Mr. Schaller noted that Mr. Steele, a former state Republican Party chairman who had never run for office, was a virtual unknown when Mr. Ehrlich tapped him as his running mate. “Whoever Ehrlich picks becomes a made man in state politics, just like it gave Steele a statewide profile and a national profile because he’s black,” he said.

Mr. Steele, the first black elected to statewide office in Maryland, has enjoyed a dramatic rise to star status in the party.

Last year, he was awarded a prime-time speech at the Republican National Convention. This month, Mr. Steele — as a member of the U.S. delegation selected by President Bush — attended the installation ceremony for Pope Benedict XVI in Vatican City. The inclusion of Mr. Steele, who is Catholic, underscores the party’s ambitions for him.

“We are very hopeful that he runs [for Senate],” said Brian Nick, a spokesman for the Republican National Senatorial Committee. “It is only good for the Republicans … giving Maryland two top-tier races that will attract national attention.”

The Senate race would be a historic matchup if Mr. Steele faced Democratic candidate Kweisi Mfume, the former congressman and president of the National Association for the Advancement of Colored People, who has announced his candidacy. If elected, either man would be Maryland’s first black U.S. senator.

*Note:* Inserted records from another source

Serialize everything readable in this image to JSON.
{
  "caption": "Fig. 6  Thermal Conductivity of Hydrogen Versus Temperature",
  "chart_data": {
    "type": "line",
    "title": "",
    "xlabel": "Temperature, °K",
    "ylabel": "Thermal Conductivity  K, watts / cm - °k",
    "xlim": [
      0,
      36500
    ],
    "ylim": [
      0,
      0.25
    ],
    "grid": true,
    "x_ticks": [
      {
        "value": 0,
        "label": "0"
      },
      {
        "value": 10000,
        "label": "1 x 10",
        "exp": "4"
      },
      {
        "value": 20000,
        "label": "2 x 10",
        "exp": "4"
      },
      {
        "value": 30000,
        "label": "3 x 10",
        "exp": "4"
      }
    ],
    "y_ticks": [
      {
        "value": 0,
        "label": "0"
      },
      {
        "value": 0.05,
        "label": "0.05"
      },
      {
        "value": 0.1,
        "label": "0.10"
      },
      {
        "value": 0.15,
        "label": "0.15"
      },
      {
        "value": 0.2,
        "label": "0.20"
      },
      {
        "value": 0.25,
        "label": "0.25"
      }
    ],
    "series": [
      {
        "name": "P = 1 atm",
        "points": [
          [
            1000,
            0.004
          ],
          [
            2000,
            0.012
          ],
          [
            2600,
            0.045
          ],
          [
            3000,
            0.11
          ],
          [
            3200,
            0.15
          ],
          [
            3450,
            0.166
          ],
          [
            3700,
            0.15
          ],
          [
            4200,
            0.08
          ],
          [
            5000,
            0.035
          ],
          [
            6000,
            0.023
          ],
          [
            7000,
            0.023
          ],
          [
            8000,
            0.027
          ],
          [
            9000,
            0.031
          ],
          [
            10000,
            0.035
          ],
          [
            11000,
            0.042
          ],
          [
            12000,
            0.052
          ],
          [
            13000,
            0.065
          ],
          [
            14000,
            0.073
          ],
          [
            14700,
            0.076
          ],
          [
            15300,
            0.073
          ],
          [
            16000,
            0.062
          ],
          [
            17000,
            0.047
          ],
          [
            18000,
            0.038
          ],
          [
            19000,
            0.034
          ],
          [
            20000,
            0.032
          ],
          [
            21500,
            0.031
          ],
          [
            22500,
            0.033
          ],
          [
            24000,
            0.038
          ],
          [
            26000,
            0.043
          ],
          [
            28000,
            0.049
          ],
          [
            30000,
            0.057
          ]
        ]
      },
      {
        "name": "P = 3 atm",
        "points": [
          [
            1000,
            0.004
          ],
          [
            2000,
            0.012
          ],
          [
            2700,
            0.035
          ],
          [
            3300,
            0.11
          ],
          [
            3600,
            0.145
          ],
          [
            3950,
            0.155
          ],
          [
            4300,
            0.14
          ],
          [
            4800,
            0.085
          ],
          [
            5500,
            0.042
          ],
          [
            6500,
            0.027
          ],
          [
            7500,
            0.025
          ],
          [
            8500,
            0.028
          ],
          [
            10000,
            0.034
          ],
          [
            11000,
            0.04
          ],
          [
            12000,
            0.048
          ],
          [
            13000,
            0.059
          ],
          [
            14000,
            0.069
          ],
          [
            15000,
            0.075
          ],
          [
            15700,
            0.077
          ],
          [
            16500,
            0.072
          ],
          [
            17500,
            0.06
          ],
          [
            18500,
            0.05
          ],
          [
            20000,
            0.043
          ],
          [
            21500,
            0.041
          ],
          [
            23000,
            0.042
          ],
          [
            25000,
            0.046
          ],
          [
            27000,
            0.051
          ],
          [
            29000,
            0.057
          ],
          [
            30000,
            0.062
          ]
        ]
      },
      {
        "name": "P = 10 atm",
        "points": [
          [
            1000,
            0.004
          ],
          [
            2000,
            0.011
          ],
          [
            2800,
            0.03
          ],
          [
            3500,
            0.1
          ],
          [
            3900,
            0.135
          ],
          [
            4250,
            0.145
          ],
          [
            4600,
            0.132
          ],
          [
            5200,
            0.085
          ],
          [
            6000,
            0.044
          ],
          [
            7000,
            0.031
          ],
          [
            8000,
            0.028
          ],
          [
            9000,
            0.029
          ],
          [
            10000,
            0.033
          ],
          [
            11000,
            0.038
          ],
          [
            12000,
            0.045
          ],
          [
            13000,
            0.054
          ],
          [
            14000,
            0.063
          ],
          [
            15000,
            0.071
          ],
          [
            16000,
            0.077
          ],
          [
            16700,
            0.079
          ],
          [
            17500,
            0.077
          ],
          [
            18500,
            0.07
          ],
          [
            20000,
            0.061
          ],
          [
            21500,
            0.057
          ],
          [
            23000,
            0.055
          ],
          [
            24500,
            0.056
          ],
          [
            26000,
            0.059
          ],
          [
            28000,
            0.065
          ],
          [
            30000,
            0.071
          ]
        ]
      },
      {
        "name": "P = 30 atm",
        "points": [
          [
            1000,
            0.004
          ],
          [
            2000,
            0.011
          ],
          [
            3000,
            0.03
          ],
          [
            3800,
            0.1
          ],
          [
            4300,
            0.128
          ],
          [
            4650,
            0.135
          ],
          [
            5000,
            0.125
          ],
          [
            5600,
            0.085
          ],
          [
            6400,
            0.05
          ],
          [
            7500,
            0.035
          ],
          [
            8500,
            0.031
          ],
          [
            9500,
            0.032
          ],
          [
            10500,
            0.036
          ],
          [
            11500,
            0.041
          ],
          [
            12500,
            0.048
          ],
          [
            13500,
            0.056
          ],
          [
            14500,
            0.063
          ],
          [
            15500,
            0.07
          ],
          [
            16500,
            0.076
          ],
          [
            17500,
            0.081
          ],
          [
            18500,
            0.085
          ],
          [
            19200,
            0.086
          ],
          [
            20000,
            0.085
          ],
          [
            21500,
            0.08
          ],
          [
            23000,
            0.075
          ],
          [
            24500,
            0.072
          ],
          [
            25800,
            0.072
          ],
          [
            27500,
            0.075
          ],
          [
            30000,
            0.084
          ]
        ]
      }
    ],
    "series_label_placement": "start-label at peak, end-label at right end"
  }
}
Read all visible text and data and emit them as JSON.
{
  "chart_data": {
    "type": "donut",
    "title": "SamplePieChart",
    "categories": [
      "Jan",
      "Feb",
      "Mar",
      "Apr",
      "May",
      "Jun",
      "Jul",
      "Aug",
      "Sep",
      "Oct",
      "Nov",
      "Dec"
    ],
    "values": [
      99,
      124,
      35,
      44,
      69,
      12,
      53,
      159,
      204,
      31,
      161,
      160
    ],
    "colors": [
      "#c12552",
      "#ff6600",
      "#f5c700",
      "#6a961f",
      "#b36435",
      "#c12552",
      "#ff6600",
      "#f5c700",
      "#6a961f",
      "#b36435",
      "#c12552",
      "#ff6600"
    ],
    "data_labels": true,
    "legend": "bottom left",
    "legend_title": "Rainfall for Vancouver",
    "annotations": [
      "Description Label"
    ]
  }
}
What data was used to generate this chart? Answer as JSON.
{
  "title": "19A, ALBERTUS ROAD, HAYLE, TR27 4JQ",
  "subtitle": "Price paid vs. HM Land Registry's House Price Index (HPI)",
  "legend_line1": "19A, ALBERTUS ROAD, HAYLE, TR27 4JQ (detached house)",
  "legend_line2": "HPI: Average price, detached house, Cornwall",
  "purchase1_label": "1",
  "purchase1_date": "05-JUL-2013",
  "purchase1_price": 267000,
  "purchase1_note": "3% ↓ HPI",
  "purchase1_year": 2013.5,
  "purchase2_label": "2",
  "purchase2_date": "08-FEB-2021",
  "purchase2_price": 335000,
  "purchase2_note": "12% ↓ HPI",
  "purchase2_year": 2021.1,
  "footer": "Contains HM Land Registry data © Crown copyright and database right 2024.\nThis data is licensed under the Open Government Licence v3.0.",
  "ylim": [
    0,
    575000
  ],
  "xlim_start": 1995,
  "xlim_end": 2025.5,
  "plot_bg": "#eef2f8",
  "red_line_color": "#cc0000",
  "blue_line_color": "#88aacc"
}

Rep. Benjamin L. Cardin of Baltimore on Tuesday announced his candidacy for the Democratic nomination for Mr. Sarbanes’ seat.

A. Robert Kaufman, a civic activist who has made several unsuccessful runs for office, also is a candidate for the nomination.

Other Democrats such as Rep. Chris Van Hollen of Montgomery County also are considering a run.

If Mr. Steele does not run, the alternative Senate candidate most frequently mentioned in Republican circles is state Sen. E.J. Pipkin.

The Eastern Shore Republican spent a large chunk of his personal Wall Street fortune last year in a failed challenge to Sen. Barbara A. Mikulski, a Democrat. He won 33.7 percent of the vote to Miss Mikulski’s 64.8 percent.

“There isn’t any candidate [besides Mr. Steele] with statewide name recognition, but that doesn’t mean someone won’t get out there and build it,” Mr. Pipkin said last week. “But it does take time and it does take money.”

Mr. Pipkin said he was seriously considering entering the race but was waiting for Mr. Steele to make his move. “The situation is very fluid, and it is changing daily,” Mr. Pipkin said.

Some less prominent Republicans named as potential candidates for both Senate and lieutenant governor include Harford County Executive James M. Harkins and Anne M. McCarthy, dean of the University of Baltimore’s Robert G. Merrick School of Business.